Fee reduction and upgraded courses could help attract more students
WITH the last round for admissions to degree courses in engineering ending a week ago, it has come to light that 548 seats in five engineering colleges had no takers. According to officials of directorate of technical education, almost 35 per cent of engineering seats have been left vacant, which is a big number. In the past several years a few seats in some courses did not find takers but the number was not so big. It is surprising to note that students preferred not to take admissions to All India Council for Technical Education (AICTE) approved engineering courses. Goa till last year had around 1,200 seats in five engineering colleges, including Goa Engineering College at Farmagudi, which was increased by around 25 per cent to around 1,600 this year to accommodate students hailing from economically weaker sections. That such a big number of seats have remained vacant indicates that government’s move to attract EWS candidates to uplift them has failed. The authorities need to find reasons as to why so many seats have remained vacant.
While there were takers for all the seats in the Farmagudi-based GCE, the largest number of seats that had not takers was in Rayeshwar Institute of Engineering and Information Technology, at Shiroda, where a whopping 202 seats have been left vacant. The state-run GCE is a preferred institute as fees for courses offered by it are subsidised by the government. DTE officials have attributed the fall in numbers of admissions to students’ interest remaining static in Goa despite the fact that state’s population has risen over the last few years due to in-migration. However, this may not be the exact reality for the fall in number of admission as there is a growing feeling among parents and students that engineering courses in the state are not upto mark, with many students failing to get placements at on-campus recruitment drives. Problem has been compounded by growing fear psychosis among parents and students following reports that some industries, particularly in automotive sector, closing down and that their education may not help them get jobs.
The failure to attract admissions to the engineering courses from students within the state should alarm the authorities, who need to take corrective steps to ensure that such a large number of seats do not remain vacant at least in future. It is high time that authorities addressed the concerns of the students and parents about closure of industries and employability. Besides, they need to take steps to raise level of teaching and courses to ensure that students are easily recruited at on-campus recruitment drives as well as they are equipped to shine on their own elsewhere. There are thousands of people who have passed engineering courses in the state who are looking for employment. The industry, on the other hand, has been claiming that it does not find adequately trained youth for employment. Is it because the courses offered in the state are not in tune with the requirement of the industry? If so, it is high time that corrective steps are taken and courses changed to suit the requirement of the industry to make them relevant.

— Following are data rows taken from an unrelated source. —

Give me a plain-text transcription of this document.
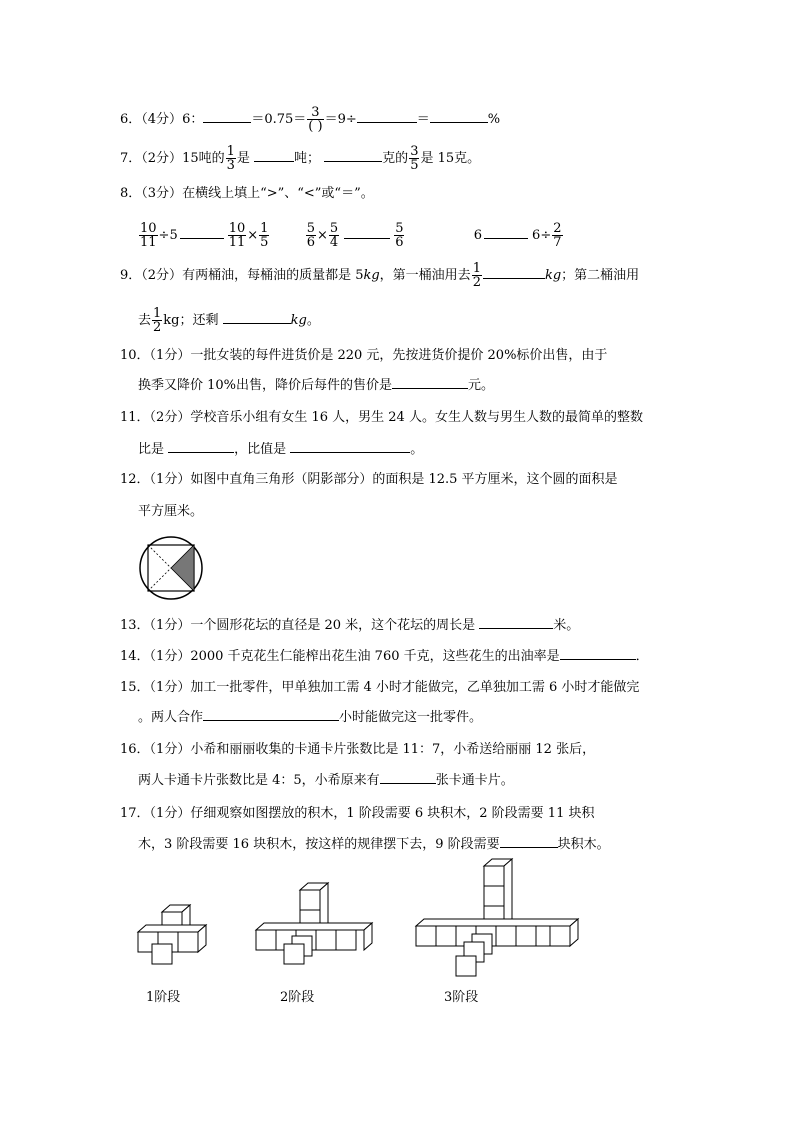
6．（4分）6：	$=0.75= \frac{3}{( )} =9\div$	＝	%
7．（2分）15吨的 $\frac{1}{3}$ 是	吨；	克的 $\frac{3}{5}$ 是 15克。
8．（3分）在横线上填上“>”、“<”或“＝”。
$\frac{10}{11} \div 5$	$\frac{10}{11} \times \frac{1}{5}$
	$\frac{5}{6} \times \frac{5}{4}$	$\frac{5}{6}$	6	$6\div \frac{2}{7}$
9．（2分）有两桶油，每桶油的质量都是 5kg，第一桶油用去 $\frac{1}{2}$	kg；第二桶油用
去 $\frac{1}{2}$ kg；还剩	kg。
10．（1分）一批女装的每件进货价是 220 元，先按进货价提价 20%标价出售，由于
换季又降价 10%出售，降价后每件的售价是	元。
11．（2分）学校音乐小组有女生 16 人，男生 24 人。女生人数与男生人数的最简单的整数
比是	，比值是	。
12．（1分）如图中直角三角形（阴影部分）的面积是 12.5 平方厘米，这个圆的面积是
平方厘米。
13．（1分）一个圆形花坛的直径是 20 米，这个花坛的周长是	米。
14．（1分）2000 千克花生仁能榨出花生油 760 千克，这些花生的出油率是	．
15．（1分）加工一批零件，甲单独加工需 4 小时才能做完，乙单独加工需 6 小时才能做完
。两人合作	小时能做完这一批零件。
16．（1分）小希和丽丽收集的卡通卡片张数比是 11：7，小希送给丽丽 12 张后，
两人卡通卡片张数比是 4：5，小希原来有	张卡通卡片。
17．（1分）仔细观察如图摆放的积木，1 阶段需要 6 块积木，2 阶段需要 11 块积
木，3 阶段需要 16 块积木，按这样的规律摆下去，9 阶段需要	块积木。
1阶段	2阶段	3阶段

It is disturbing to note that at a time when technology and engineering have been driving economy and creating job openings all around, students in Goa are refraining from joining courses offered by colleges in the state. Besides there being no jobs, parents feel investing in engineering courses does not give returns that they expect as many engineering graduates have to struggle for years in getting jobs in courses they have qualified. Many see that investment of Rs 1.5 lakh per year as fee and spread over four years is beyond their capacity with there being no guarantee of it giving desired “yield”. One way of filling the vacant seats in private engineering colleges could be reducing fees to an acceptable level. Private managements running engineering colleges and government authorities need to discuss the issue and come to an understanding over fee structure to ensure that maximum numbers of seats are filled. While ensuring that all seats get filled, authorities should ensure that courses cater to present-day requirement and ensure employability of students passing them.